Bien sûr, comme je l'ai souligné en préalable, il ne s'agit là que d'un des volets de notre politique agricole et alimentaire. Pour la plus grande part, c'est-à-dire les productions soutenues par des aides directes votre rapport d'orientation le met en évidence : le montant des subventions octroyées est supérieur au résultat net d'exploitation. Les soutiens de l'Union européenne à ces productions assurent donc la pérennité économique des exploitations dans le secteur des grandes cultures, des bovins et des ovins viande.
Il s'agit donc d'un sujet très sensible sur lequel il faut se garder de prise de position intempestive. Les échéances internationales qui sont devant nous sont trop importantes.
Elles sont européennes d'abord.
La commission devrait adopter au mois de juillet le « paquet-Santer ».
Ce document de réflexion qui sera soumis au Conseil des ministres, tracera les perspectives d'évolution des politiques communes et de leur financement, dans la perspective de l'élargissement de l'Union européenne.
Ceci nous conduira à discuter des perspectives budgétaires pour la période 2000 à 2005, notamment en ce qui concerne le budget du FEOGA et le financement des politiques régionales.
Mais au-delà des seules contraintes budgétaires, c'est de l'avenir de la PAC dont il sera question et de la poursuite du processus entamé en 1992.
Les négociations d'adhésion des pays d'Europe centrale et orientale qui débuteront en janvier 1998 constituent un autre défi d'importance. Les élargissements successifs de l'Union européenne dans les décennies précédentes ont prouvé que l'arrivée de nouveaux membres n'était pas synonyme de nouveaux dangers pour notre agriculture, mais qu'elle représentait aussi de nouvelles chances de développement.

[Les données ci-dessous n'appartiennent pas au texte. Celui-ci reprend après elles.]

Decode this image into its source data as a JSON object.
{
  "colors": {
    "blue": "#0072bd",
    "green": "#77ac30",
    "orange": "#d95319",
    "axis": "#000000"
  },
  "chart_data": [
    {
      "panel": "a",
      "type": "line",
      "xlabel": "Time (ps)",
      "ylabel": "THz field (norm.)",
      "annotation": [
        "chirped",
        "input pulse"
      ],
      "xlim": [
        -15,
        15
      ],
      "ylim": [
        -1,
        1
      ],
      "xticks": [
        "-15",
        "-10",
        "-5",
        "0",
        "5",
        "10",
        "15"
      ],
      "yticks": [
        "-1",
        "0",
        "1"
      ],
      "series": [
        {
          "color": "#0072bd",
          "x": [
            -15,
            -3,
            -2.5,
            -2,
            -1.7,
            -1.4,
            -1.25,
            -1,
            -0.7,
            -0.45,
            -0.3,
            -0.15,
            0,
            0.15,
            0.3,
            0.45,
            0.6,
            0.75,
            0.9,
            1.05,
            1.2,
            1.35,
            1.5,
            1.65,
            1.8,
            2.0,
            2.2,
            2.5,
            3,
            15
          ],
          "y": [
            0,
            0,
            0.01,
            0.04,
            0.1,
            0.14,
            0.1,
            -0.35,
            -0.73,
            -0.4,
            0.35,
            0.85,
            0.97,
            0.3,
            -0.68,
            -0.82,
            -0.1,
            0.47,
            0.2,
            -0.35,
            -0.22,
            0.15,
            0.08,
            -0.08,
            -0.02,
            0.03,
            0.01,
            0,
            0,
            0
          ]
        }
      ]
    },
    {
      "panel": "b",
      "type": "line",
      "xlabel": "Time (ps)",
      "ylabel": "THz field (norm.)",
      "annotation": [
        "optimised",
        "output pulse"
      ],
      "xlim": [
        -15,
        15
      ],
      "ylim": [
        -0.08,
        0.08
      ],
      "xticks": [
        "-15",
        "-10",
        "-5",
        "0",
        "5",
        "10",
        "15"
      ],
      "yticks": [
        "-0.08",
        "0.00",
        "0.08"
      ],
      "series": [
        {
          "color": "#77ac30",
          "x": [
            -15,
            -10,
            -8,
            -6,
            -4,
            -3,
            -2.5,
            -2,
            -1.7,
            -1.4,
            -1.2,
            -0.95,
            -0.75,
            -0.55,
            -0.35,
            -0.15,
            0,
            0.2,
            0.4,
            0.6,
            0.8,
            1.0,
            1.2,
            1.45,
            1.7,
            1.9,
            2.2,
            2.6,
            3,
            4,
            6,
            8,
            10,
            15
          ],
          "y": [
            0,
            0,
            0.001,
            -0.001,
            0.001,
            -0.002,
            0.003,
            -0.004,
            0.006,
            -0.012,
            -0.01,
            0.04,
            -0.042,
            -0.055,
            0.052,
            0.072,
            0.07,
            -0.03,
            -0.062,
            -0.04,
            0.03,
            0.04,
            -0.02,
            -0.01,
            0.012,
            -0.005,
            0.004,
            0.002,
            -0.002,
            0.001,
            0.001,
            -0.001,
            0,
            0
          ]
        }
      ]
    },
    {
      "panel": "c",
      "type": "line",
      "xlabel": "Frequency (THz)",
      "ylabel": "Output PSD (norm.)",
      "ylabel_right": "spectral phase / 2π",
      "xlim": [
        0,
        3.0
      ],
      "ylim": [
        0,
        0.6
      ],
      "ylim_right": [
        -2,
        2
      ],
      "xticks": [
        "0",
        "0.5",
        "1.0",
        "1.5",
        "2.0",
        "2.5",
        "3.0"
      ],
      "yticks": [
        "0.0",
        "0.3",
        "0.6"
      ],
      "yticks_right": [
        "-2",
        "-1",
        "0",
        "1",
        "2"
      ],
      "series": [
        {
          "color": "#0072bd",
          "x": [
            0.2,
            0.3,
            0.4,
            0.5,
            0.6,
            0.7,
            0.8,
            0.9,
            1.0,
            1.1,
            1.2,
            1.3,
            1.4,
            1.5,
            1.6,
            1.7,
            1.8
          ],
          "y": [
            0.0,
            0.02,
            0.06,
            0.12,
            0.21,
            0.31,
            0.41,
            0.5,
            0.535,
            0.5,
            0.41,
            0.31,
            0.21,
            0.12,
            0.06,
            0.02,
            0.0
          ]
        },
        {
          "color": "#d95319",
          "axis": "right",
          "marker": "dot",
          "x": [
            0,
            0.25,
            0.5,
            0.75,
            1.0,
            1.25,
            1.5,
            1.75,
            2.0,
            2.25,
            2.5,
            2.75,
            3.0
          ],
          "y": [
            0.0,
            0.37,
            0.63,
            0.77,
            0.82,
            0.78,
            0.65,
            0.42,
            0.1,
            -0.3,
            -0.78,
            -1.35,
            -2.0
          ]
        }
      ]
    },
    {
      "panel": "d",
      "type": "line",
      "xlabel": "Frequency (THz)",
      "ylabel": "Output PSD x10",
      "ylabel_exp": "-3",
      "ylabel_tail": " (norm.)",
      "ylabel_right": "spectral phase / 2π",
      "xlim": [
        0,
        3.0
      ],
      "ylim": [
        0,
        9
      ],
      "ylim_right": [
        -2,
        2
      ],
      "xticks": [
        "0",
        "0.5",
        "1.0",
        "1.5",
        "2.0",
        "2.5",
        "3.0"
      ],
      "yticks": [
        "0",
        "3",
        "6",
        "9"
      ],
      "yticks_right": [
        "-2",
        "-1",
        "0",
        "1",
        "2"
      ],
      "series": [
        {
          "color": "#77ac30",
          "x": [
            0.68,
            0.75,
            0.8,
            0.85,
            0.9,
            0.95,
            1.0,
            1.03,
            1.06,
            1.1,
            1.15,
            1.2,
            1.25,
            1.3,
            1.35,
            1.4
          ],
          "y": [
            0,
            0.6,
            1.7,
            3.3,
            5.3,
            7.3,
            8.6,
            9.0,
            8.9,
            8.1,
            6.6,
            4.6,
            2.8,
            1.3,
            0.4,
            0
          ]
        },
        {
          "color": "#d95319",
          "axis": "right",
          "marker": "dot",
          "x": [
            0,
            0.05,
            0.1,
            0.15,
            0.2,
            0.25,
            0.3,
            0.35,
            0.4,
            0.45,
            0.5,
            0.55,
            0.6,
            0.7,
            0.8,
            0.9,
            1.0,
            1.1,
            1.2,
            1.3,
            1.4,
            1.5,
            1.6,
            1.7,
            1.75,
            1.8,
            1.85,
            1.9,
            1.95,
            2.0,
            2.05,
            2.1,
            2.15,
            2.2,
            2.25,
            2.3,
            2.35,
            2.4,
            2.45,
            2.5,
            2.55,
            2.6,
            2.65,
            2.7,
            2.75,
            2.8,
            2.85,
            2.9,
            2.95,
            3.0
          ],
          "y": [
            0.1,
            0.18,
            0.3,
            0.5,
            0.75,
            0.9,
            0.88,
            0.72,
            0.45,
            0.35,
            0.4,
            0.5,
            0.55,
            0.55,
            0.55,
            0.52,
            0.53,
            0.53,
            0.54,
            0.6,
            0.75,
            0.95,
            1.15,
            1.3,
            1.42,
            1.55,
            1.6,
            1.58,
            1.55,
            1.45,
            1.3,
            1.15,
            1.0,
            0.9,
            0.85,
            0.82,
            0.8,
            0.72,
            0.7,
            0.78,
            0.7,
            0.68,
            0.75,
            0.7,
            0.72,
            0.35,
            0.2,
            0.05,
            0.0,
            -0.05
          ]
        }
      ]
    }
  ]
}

Je veillerai à ce que le futur élargissement ne soit pas un prétexte pour démanteler la PAC.
Je suis convaincu que l'Europe abordera d'autant mieux ces échéances que la France sera capable de défendre une politique agricole, pour elle et pour l'Europe, élaborée en concertation avec toutes les organisations professionnelles représentatives, et faisant l'objet d'un consensus minimum.
Voici nos grands chantiers, voilà la méthode, mais il n'en reste pas moins vrai que si l'avenir doit nous préoccuper en permanence, le quotidien au jour le jour parfois trop accaparant, exige que les décisions que vous attendez soient prises.
Le Conseil des ministres de l'Agriculture vient de se terminer à Luxembourg. Je pense que le résultat obtenu est très satisfaisant. J'ai noté le bon accueil que les organisations professionnelles lui ont réservé.
J'ai obtenu satisfaction sur l'ensemble des demandes que je présentais.
La baisse des aides proposée par la commission, qui aurait signifié une modification sans débat de fond des règles de la PAC adoptées en 1992, a été abandonnée.
Le taux de gel des terres pour la campagne prochaine a été fixé plus tôt que la commission ne le voulait, ce qui est indispensable pour nos agriculteurs et à un niveau acceptable de 5 %. Le gel extraordinaire a été suspendu.
Qu'il s'agisse de la viticulture ou la production de tomates, j'ai obtenu les aménagements qui permettront de mieux gérer les marchés en cours de la prochaine campagne.
Certes il ne s'agit que d'une étape. Engrangeons ce succès en étant conscients des échéances qui sont devant nous... Et je ne peux que vous affirmez que je ferai preuve dans toutes les batailles à venir, de la même détermination pour défendre notre agriculture et les moyens de son développement.